Following upon the break-up of the West Indies Federation and the decision to grant 28W independence separately to Jamaica and Trinidad, a conference of the remaining eight West Indian colonies was held in London in June, 1962. At this conference the representatives of these territories agreed to form a federation. The main features of the proposed federation were set out in the conference report (Cmnd. 1746).

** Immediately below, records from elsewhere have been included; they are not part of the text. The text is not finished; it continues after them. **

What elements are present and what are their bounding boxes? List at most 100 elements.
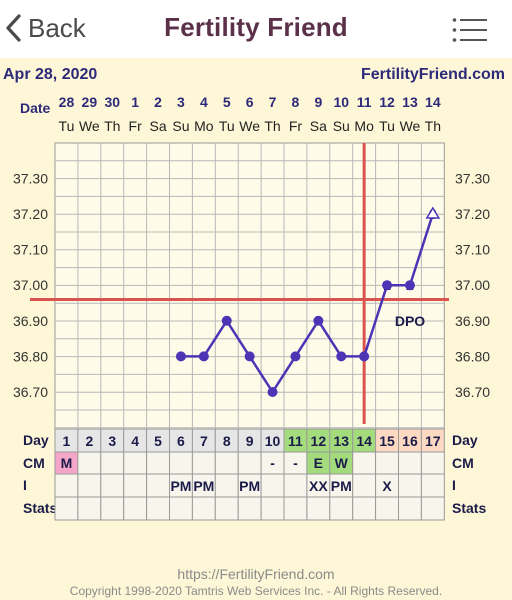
weekday-label: Mo xyxy=(194,118,214,134)
temperature-point[interactable] xyxy=(336,351,347,362)
stats-cell[interactable] xyxy=(352,496,377,521)
stats-cell[interactable] xyxy=(191,496,216,521)
stats-cell[interactable] xyxy=(283,496,308,521)
intercourse-cell[interactable] xyxy=(146,473,171,498)
temperature-point[interactable] xyxy=(244,351,255,362)
cm-cell[interactable] xyxy=(420,451,445,475)
intercourse-cell[interactable] xyxy=(398,473,422,498)
footer-copyright: Copyright 1998-2020 Tamtris Web Services… xyxy=(69,584,443,598)
date-label: 5 xyxy=(223,94,231,110)
date-label: 29 xyxy=(82,94,98,110)
intercourse-cell[interactable] xyxy=(283,473,308,498)
weekday-label: Fr xyxy=(129,118,143,134)
cm-value: M xyxy=(61,455,73,471)
cm-cell[interactable] xyxy=(169,451,193,475)
brand-name: FertilityFriend.com xyxy=(361,66,505,83)
row-label-left: CM xyxy=(23,455,45,471)
temperature-segment xyxy=(202,320,228,358)
footer-url[interactable]: https://FertilityFriend.com xyxy=(177,566,335,582)
cm-cell[interactable] xyxy=(214,451,239,475)
intercourse-cell[interactable] xyxy=(77,473,102,498)
cm-value: - xyxy=(270,455,275,471)
stats-cell[interactable] xyxy=(398,496,422,521)
weekday-label: Tu xyxy=(59,118,75,134)
y-tick-label-right: 37.20 xyxy=(455,206,490,222)
day-number: 3 xyxy=(108,433,116,449)
stats-cell[interactable] xyxy=(169,496,193,521)
temperature-point[interactable] xyxy=(404,280,415,291)
day-number: 15 xyxy=(379,433,395,449)
y-tick-label-left: 37.00 xyxy=(13,277,48,293)
intercourse-cell[interactable] xyxy=(352,473,377,498)
day-number: 13 xyxy=(333,433,349,449)
stats-cell[interactable] xyxy=(306,496,331,521)
stats-cell[interactable] xyxy=(77,496,102,521)
cm-cell[interactable] xyxy=(398,451,422,475)
stats-cell[interactable] xyxy=(214,496,239,521)
stats-cell[interactable] xyxy=(123,496,148,521)
chevron-left-icon xyxy=(6,14,21,42)
temperature-point[interactable] xyxy=(221,315,232,326)
cm-cell[interactable] xyxy=(146,451,171,475)
intercourse-value: PM xyxy=(193,478,214,494)
hamburger-menu-icon[interactable] xyxy=(452,16,488,44)
back-button[interactable]: Back xyxy=(4,10,86,46)
y-tick-label-left: 36.80 xyxy=(13,348,48,364)
row-label-left: Stats xyxy=(23,500,57,516)
stats-cell[interactable] xyxy=(146,496,171,521)
temperature-point[interactable] xyxy=(290,351,301,362)
y-tick-label-right: 36.80 xyxy=(455,348,490,364)
cm-cell[interactable] xyxy=(100,451,125,475)
row-label-right: Stats xyxy=(452,500,486,516)
cm-cell[interactable] xyxy=(77,451,102,475)
weekday-label: Sa xyxy=(149,118,166,134)
temperature-point[interactable] xyxy=(382,280,393,291)
cm-cell[interactable] xyxy=(352,451,377,475)
intercourse-cell[interactable] xyxy=(420,473,445,498)
date-label: 4 xyxy=(200,94,208,110)
intercourse-cell[interactable] xyxy=(100,473,125,498)
intercourse-cell[interactable] xyxy=(214,473,239,498)
day-number: 10 xyxy=(265,433,281,449)
date-label: 9 xyxy=(314,94,322,110)
y-tick-label-right: 37.00 xyxy=(455,277,490,293)
weekday-label: Th xyxy=(425,118,441,134)
stats-cell[interactable] xyxy=(375,496,400,521)
stats-cell[interactable] xyxy=(260,496,285,521)
day-number: 9 xyxy=(246,433,254,449)
cm-cell[interactable] xyxy=(375,451,400,475)
temperature-point[interactable] xyxy=(175,351,186,362)
intercourse-cell[interactable] xyxy=(54,473,79,498)
intercourse-cell[interactable] xyxy=(260,473,285,498)
intercourse-cell[interactable] xyxy=(123,473,148,498)
date-label: 30 xyxy=(104,94,120,110)
stats-cell[interactable] xyxy=(237,496,262,521)
day-number: 16 xyxy=(402,433,418,449)
temperature-point[interactable] xyxy=(267,387,278,397)
cm-cell[interactable] xyxy=(123,451,148,475)
stats-cell[interactable] xyxy=(420,496,445,521)
weekday-label: Mo xyxy=(354,118,374,134)
stats-cell[interactable] xyxy=(100,496,125,521)
temperature-point[interactable] xyxy=(313,315,324,326)
weekday-label: Tu xyxy=(379,118,395,134)
date-row-label: Date xyxy=(20,100,51,116)
weekday-label: Su xyxy=(333,118,350,134)
stats-cell[interactable] xyxy=(54,496,79,521)
intercourse-value: PM xyxy=(170,478,191,494)
cm-value: W xyxy=(335,455,349,471)
stats-cell[interactable] xyxy=(329,496,354,521)
weekday-label: Su xyxy=(172,118,189,134)
intercourse-value: XX xyxy=(309,478,328,494)
temperature-point[interactable] xyxy=(359,351,370,362)
temperature-point[interactable] xyxy=(198,351,209,362)
top-bar: Back Fertility Friend xyxy=(0,0,512,58)
date-label: 8 xyxy=(292,94,300,110)
cm-cell[interactable] xyxy=(191,451,216,475)
date-label: 6 xyxy=(246,94,254,110)
temperature-segment xyxy=(225,320,251,358)
date-label: 7 xyxy=(269,94,277,110)
projected-temperature-point[interactable] xyxy=(425,206,441,219)
cm-cell[interactable] xyxy=(237,451,262,475)
weekday-label: Th xyxy=(264,118,280,134)
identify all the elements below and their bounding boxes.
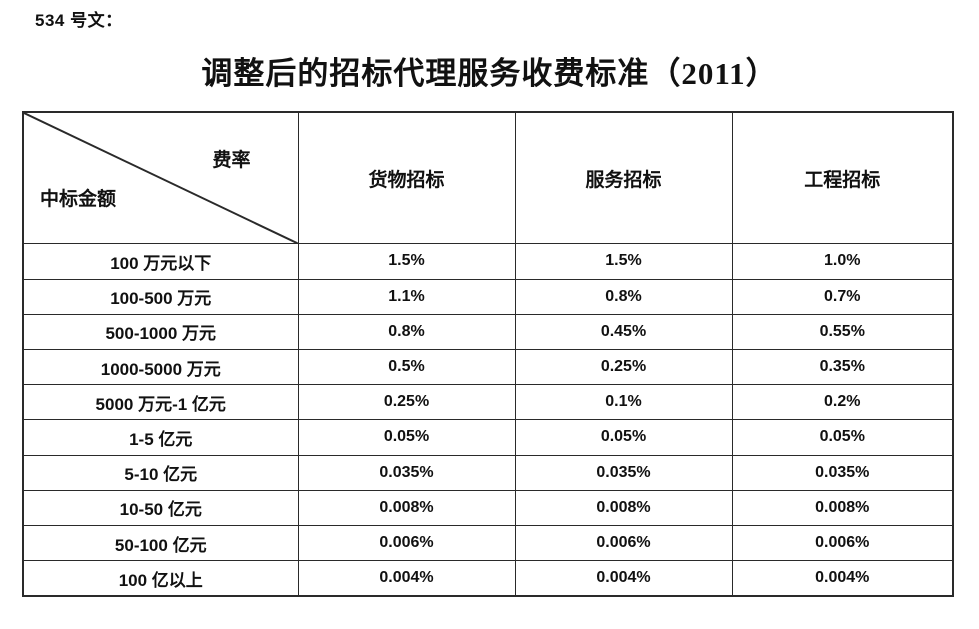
rate-value: 1.0% [731,243,954,280]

Shortly afterwards, there were elections in Grenada, which resulted in a change of government. The new government decided to seek association with Trinidad in preference to joining the proposed federation
In December, 1962, the Secretary of State for the Colonies, Mr. Duncan Sandys, took the opportunity of his visit to the Caribbean to hold a joint meeting of the Chief Ministers of Antigua, Barbados, Dominica, Montserrat, St. Kitts, St. Lucia and St.Vincent, in a statement issued after this meeting, the Ministers unanimously reaffirmed their conviction that federation offered the best prospects for the economic and political progress of their peoples; and it was agreed that a conference should be convened in London in June, 1963, to reach final decisions about the form of the federation.
In preparation for this conference, the Parliamentary Under Secretary of State for the Colonies, Mr. Nigel Fisher, had discussions in Barbados with the Chief Ministers of the seven territories on 24th to 31st May. These discussions revealed a significant divergence of opinion between the governments concerned. Some of the differences arose from further reflection upon the original proposals, while others arose from consideration of recent expert studies of the administrative, fiscal and economic aspects of the problem.
At the final session of the conference on 31st May, the Chief Ministers presented to Mr. Fisher a statement suggesting a new procedure for establishing the federation. This statement had been agreed between the seven Ministers, subject to the reservations by three of them.
Since the suggestions in this statement involved radical changes in the proposals previously considered, and since time would clearly be required to study them, it was agreed that the Constitutional Conference in London would have to be postponed until later in the year.